Autor: Nicoly Ambrosio

Fonte: Amazonia Real - https://amazoniareal.com.br



Manaus (AM) - O Amazonas registrou uma queda nos casos de crimes ambientais entre 2023 e 2024, mas a violência contra as populações tradicionais continua avançando na região e em todo o País. A contradição está presente do boletim "Além da Floresta: conflitos socioambientais e deserto de informações", divulgado pela Rede de Observatórios da Segurança nesta terça-feira (17/06), a cinco meses para a realização da COP30, o evento global do clima que acontecerá em novembro deste ano em Belém, capital do Pará.

O estudo identificou a ocorrência de 645 crimes ambientais no Amazonas em 2024. O número caiu 31,31% em relação ao ano anterior, quando chegou a 936 casos. Essa foi a segunda maior redução percentual entre os nove Estados monitorados pelo estudo, mas o decréscimo não representa uma melhora concreta na realidade amazonense.

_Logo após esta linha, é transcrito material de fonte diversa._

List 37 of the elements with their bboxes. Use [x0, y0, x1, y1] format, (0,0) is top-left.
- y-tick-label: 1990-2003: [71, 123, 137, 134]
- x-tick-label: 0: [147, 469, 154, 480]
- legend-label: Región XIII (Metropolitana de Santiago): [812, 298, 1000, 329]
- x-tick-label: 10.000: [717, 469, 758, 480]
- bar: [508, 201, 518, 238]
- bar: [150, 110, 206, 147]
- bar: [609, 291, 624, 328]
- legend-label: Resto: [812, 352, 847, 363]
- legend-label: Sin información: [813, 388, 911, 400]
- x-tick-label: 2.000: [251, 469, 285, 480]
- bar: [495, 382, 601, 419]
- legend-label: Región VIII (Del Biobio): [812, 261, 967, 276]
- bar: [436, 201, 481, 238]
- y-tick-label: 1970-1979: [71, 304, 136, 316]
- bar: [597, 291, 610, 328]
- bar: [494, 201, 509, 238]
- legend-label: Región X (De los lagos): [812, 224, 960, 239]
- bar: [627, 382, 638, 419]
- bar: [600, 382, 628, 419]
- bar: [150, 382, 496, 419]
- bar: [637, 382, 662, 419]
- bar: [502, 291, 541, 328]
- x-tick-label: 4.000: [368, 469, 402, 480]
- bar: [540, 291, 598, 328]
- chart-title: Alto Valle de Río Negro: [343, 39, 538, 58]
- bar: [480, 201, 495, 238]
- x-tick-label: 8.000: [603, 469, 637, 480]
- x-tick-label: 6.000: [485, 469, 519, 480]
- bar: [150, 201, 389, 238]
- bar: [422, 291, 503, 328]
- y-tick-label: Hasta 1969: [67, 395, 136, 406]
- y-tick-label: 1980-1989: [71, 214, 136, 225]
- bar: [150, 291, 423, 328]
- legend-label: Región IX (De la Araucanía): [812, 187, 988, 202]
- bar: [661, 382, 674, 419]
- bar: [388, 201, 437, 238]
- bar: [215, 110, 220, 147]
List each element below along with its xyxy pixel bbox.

Segundo o estudo, os dados oficiais refletem falta de padronização nos registros de informações e apagamento institucional das comunidades tradicionais. Os números também aprofundam o impacto das ações legais e oficiais, como abertura de estradas, construção de hidrelétricas, desmatamento para pecuária e agronegócios, além da mineração legalizada.

No caso do Amazonas, crimes contra a fauna representaram 58,78% das infrações ambientais. As estatísticas, contudo, dizem pouco sobre o que ocorre nos territórios, devido à falta de registros da violência contra populações indígenas, quilombolas, ribeirinhas e extrativistas nos documentos oficiais. Em Lábrea, o assassinato do trabalhador rural José Jacó Cosotle, em janeiro, expôs a escalada da violência agrária na comunidade Marielle Franco, alvo de grilagem e ataques armados. A área é palco de um violento conflito agrário no sul do Amazonas e faz divisa com o Acre. Os moradores denunciam expulsões, derrubada de barracos e presença de jagunços, muitas vezes sem mandado judicial.

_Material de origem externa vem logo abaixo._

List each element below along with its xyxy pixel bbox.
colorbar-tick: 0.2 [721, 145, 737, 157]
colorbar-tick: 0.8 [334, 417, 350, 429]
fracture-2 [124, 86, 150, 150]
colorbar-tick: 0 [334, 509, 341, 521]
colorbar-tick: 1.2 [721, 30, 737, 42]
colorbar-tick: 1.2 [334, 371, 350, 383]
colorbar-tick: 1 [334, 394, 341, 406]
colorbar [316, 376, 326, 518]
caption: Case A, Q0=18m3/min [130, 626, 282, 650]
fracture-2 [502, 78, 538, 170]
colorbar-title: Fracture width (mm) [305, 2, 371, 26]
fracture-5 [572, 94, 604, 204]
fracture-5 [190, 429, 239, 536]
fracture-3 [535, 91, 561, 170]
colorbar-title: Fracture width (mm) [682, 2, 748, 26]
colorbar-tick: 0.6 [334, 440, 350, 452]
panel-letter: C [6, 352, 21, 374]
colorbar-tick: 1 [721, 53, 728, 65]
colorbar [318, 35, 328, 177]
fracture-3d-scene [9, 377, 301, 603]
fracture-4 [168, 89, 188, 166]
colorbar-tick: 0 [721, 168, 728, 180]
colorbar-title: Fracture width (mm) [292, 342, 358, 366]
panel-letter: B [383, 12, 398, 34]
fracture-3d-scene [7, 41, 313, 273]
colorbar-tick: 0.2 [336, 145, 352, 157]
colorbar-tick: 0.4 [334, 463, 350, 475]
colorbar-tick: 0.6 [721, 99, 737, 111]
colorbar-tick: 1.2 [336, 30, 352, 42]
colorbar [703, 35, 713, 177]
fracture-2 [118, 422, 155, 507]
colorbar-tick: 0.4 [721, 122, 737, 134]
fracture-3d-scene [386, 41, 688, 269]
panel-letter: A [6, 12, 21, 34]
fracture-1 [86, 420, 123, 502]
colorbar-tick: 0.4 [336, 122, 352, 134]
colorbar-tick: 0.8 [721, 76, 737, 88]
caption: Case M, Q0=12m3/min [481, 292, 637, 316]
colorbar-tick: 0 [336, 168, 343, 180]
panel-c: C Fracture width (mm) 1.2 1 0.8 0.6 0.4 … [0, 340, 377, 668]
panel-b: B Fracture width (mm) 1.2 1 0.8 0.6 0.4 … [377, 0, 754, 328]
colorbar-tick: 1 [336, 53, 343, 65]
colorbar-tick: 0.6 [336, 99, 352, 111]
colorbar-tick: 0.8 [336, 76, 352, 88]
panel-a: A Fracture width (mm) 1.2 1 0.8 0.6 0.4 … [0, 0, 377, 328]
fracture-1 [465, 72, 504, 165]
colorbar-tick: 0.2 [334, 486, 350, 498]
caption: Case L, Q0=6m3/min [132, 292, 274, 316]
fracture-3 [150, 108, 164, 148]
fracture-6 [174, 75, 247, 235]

Em agosto de 2020, uma operação da Secretaria de Segurança Pública do Amazonas na região dos rios Abacaxis e Mari-Mari, entre os municípios de Nova Olinda do Norte e Borba, resultou na morte de dois indígenas Munduruku e quatro ribeirinhos, além de denúncias de tortura e outras violações de direitos humanos. A ação foi deflagrada dias após o então secretário-executivo do Fundo de Promoção Social, Saulo Moysés Rezende Costa, ser baleado durante pesca esportiva ilegal na Terra Indígena Kwatá Laranjal, onde fica o rio Abacaxis. No dia 3 de agosto, homens encapuzados, identificados como policiais militares, invadiram comunidades sob o pretexto de combater o tráfico. Dois PMs foram mortos e, no dia seguinte, 50 agentes retornaram à região. Para a Rede de Observatórios, esse caso simboliza como o aparato estatal age com truculência e impunidade sobre os territórios dos povos originários.

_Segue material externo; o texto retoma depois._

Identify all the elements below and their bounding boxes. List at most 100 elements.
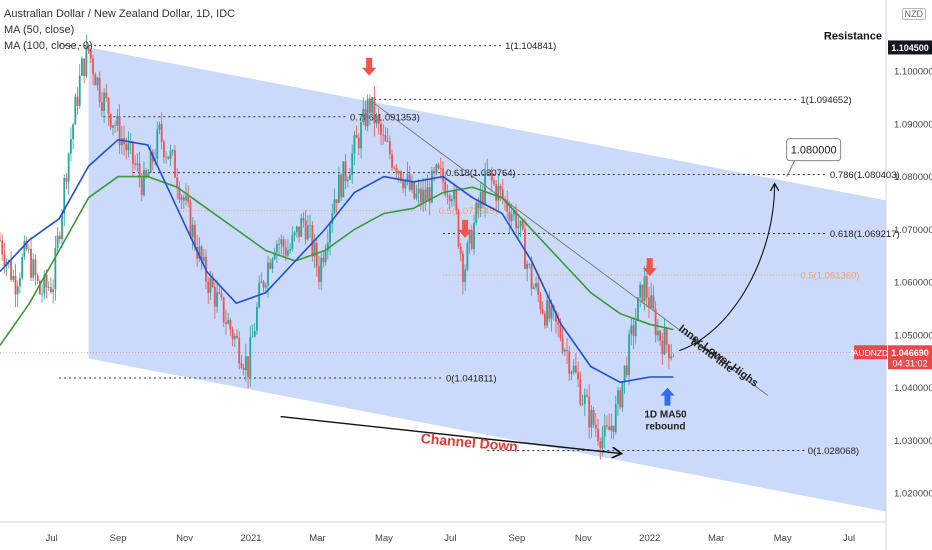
candle-body [382,134,385,136]
candle-body [623,365,626,383]
candle-body [535,283,537,288]
fib-level-label: 0.5(1.061360) [800,270,859,281]
candle-body [508,211,511,221]
candle-body [169,150,172,159]
currency-badge[interactable]: NZD [901,8,926,20]
red-arrow [458,219,473,238]
candle-body [366,98,369,127]
candle-body [247,356,249,377]
candle-body [326,242,329,252]
candle-body [353,135,356,154]
ma50-line [0,138,674,384]
time-tick: 2021 [240,533,261,544]
candle-body [532,287,535,289]
candle-body [185,196,187,201]
candle-body [315,242,318,267]
candle-body [140,177,143,196]
fib-level-label: 0.786(1.091353) [350,112,420,123]
candle-body [116,115,119,126]
candle-body [87,45,90,51]
candle-body [630,325,633,335]
price-tick: 1.030000 [894,436,932,447]
candle-body [278,244,280,246]
candle-body [672,356,675,358]
candle-body [670,356,673,359]
candle-body [189,202,192,238]
candle-body [309,225,311,226]
candle-body [499,185,502,190]
candle-body [457,210,460,247]
candle-body [313,242,316,257]
candle-body [280,239,283,245]
candle-body [306,225,309,240]
candle-body [289,248,292,251]
candle-body [100,102,103,111]
candle-body [537,283,540,295]
candle-body [242,367,245,370]
candle-body [450,199,453,202]
candle-body [459,246,462,254]
candle-body [517,226,520,229]
candle-body [202,256,205,261]
time-tick: Sep [508,533,525,544]
chart-legend: Australian Dollar / New Zealand Dollar, … [4,6,235,54]
candle-body [333,199,336,214]
candle-body [236,335,238,338]
candle-body [495,183,498,201]
candle-body [652,295,655,309]
candle-body [462,253,464,282]
red-arrow [642,258,657,277]
candle-body [198,246,201,259]
ma50-legend: MA (50, close) [4,24,75,36]
candle-body [373,97,376,124]
candle-body [324,251,327,263]
candle-body [601,436,604,449]
candle-body [563,350,566,352]
candle-body [426,187,429,201]
candle-body [61,213,63,240]
candle-body [182,197,185,201]
candle-body [256,306,258,331]
symbol-tag [854,345,887,360]
candle-body [566,350,568,352]
candle-body [171,150,174,152]
candle-body [36,275,39,281]
candle-body [269,262,272,269]
candle-body [617,390,619,405]
candle-body [568,351,571,374]
candle-body [267,262,269,286]
price-tick: 1.070000 [894,225,932,236]
candle-body [96,77,99,86]
candle-body [143,170,145,196]
candle-body [488,171,491,172]
candle-body [16,286,19,295]
candle-body [659,330,661,341]
candle-body [34,259,37,276]
candle-body [477,202,480,208]
candle-body [220,293,223,298]
price-tick: 1.090000 [894,119,932,130]
price-tick: 1.040000 [894,383,932,394]
candle-body [1,240,4,255]
candle-body [530,264,533,289]
candle-body [481,192,484,206]
candle-body [227,320,230,324]
price-axis: 1.100000 1.090000 1.080000 1.070000 1.060000… [894,67,932,500]
candle-body [575,365,577,373]
candle-body [597,428,599,442]
candle-body [464,269,467,282]
candle-body [466,243,469,270]
candle-body [132,141,134,164]
candle-body [645,276,648,298]
candle-body [331,213,334,225]
candle-body [395,167,398,174]
candle-body [14,275,17,295]
candle-body [504,198,506,200]
candle-body [369,98,371,113]
time-tick: 2022 [639,533,660,544]
candle-body [98,77,101,103]
candle-body [610,425,613,431]
candle-body [391,154,393,168]
candle-body [548,300,551,319]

Tayná Boaes, cientista social e pesquisadora do Observatório da Segurança Amazonas, ressalta que, desde o episódio no rio Abacaxis, pouco mudou nas práticas de segurança pública no Estado. Entre 2022 e 2023, o Conselho Indigenista Missionário (Cimi) registrou 2.401 casos de violência contra povos indígenas no Brasil em seu levantamento anual, lançado em 2024. Nos Estados que enviaram dados específicos para a Rede sobre comunidades indígenas, foi registrado um aumento de 15,08% nos crimes sofridos por esses grupos, evidenciando a intensificação da violência.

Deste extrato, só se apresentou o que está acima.